# Non-Strict Evaluation in Strict Languages

Lazy evaluation in Haskell is very useful in many cases. Especially, defining lazy data structures, like infinite lists can be useful in practice. In this chapter, we present a technique, which allows the use of non-strict evaluation within strict languages. The idea is the use of functions to suspend evaluations of data structures. For simplicity, we use functions which take an argument of type unit (`()`), since the argument is only used to suspend the evaluation.

To enforce the evaluation of a suspended a suspended function (to head normal form), we can then simply apply this function to `()`. As an example, we consider non-strict lists. The two list constructors can be represented by the following functions:

• `x : xs` is represented by `\() -> x : xs`
• `[]` is represented by `\() -> []`

In strict languages, functions are also values and a reduction underneath a lambda is not performed. Therefore, the computation is guarded from further evaluation be this construction. In this representation the second argument `xs` of the case for non-empty lists, is again supposed to be a function. Therefore it is not possible to reuse the standard list constructors. Instead we define a new data type as follows:

``````type List a = () -> ListD a
data ListD a = Nil | Cons a (List a)

-- head :: [a] -> a
headL :: List a -> a
headL xs = let (Cons y _) = xs () in y

-- tail :: [a] -> [a]
tailL :: List a -> List a
tailL xs = let (Cons _ ys) = xs () in ys

-- null :: [a] -> Bool
isNil :: List a -> Bool
isNil xs = case xs () of
Nil -> True
_   -> False

-- (++) :: [a] -> [a] -> [a]
app :: List a -> List a -> List a
app xs ys = if isNil xs
then ys
else \\() -> Cons (headL xs)
(app (tailL xs) ys)

-- enumFrom
from n = \() -> Cons n (from (n + 1))

-- take :: Int -> [a] -> [a]
takeL n xs =
if isNil xs || n==0
then \() -> Nil
else \() -> Cons (headL xs) (takeL (n-1) (tailL xs))

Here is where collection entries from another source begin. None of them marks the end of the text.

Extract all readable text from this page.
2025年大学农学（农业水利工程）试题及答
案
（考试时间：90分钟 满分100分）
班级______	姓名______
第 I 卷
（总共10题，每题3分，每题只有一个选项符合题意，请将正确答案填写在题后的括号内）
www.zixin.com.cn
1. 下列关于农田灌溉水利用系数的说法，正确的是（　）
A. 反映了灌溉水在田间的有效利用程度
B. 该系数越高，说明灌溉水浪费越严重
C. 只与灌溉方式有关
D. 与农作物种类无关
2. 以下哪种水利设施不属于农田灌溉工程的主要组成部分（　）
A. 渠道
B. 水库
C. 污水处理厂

showL :: Show a => List a -> String
showL xs =
if isNil xs
then "[]"
else show (headL xs) ++ ":" ++ showL (tailL xs)``````

A strict evaluation of a the expression `head (from 1)` behaves as follows:

``````   head (from 1)
~> let (Cons x _) = from 1 () in x
~> let (Cons x _) = (\() -> Cons 1 (from (1 + 1)) () in x
~> let (Cons x _) = Cons 1 (from 2) in x
~> let (Cons x _) = Cons 1 (\() -> Cons 2 (from 2)) in x
~> 1``````

Note, however, that abbreviatory function definitions for `\() -> Cons x xs`, like

``````cons x xs = \x -> Cons x xs

from n = cons n (from (n+1))``````

are not possible. In a strict language, the arguments of these function will still be evaluated, before `cons` is reduced to its right-hand side and the definition for `from 1` would not terminate:

``````   isNil (from 1)
~> isNil (cons 1 (from (1+1))
~> isNil (cons 1 (from 2))
~> isNil (cons 1 (cons 2 (from (2+1)))
~> ...``````

With this technique, it is possible, to program in a non-strict manner. Unfortunately, this is less convenient than directly using a lazy language. Furthermore, this technique does not provide sharing and non-strictness is restricted to parts of your data structures. The technique has to be used in every part, which is expected to be non-strict. By default, the list elements in the definition above are still evaluated in a strict manner.

However, many strict language provide libraries for non-strict data structures. In Java and Scala these are the Stream library. There usage is a bit more elegant, in comparison to the code from above. By means of class methods, to avoid strict evaluation, like it occurred with the definitions of a `cons` function.

For learning this technique, it is not useful to use Haskell, since mistakes will not become relevant, because of the non-strict evaluation within Haskell. You should use a strict language. Good candidate are Elm (similar syntax as Haskell), Erlang or Ruby.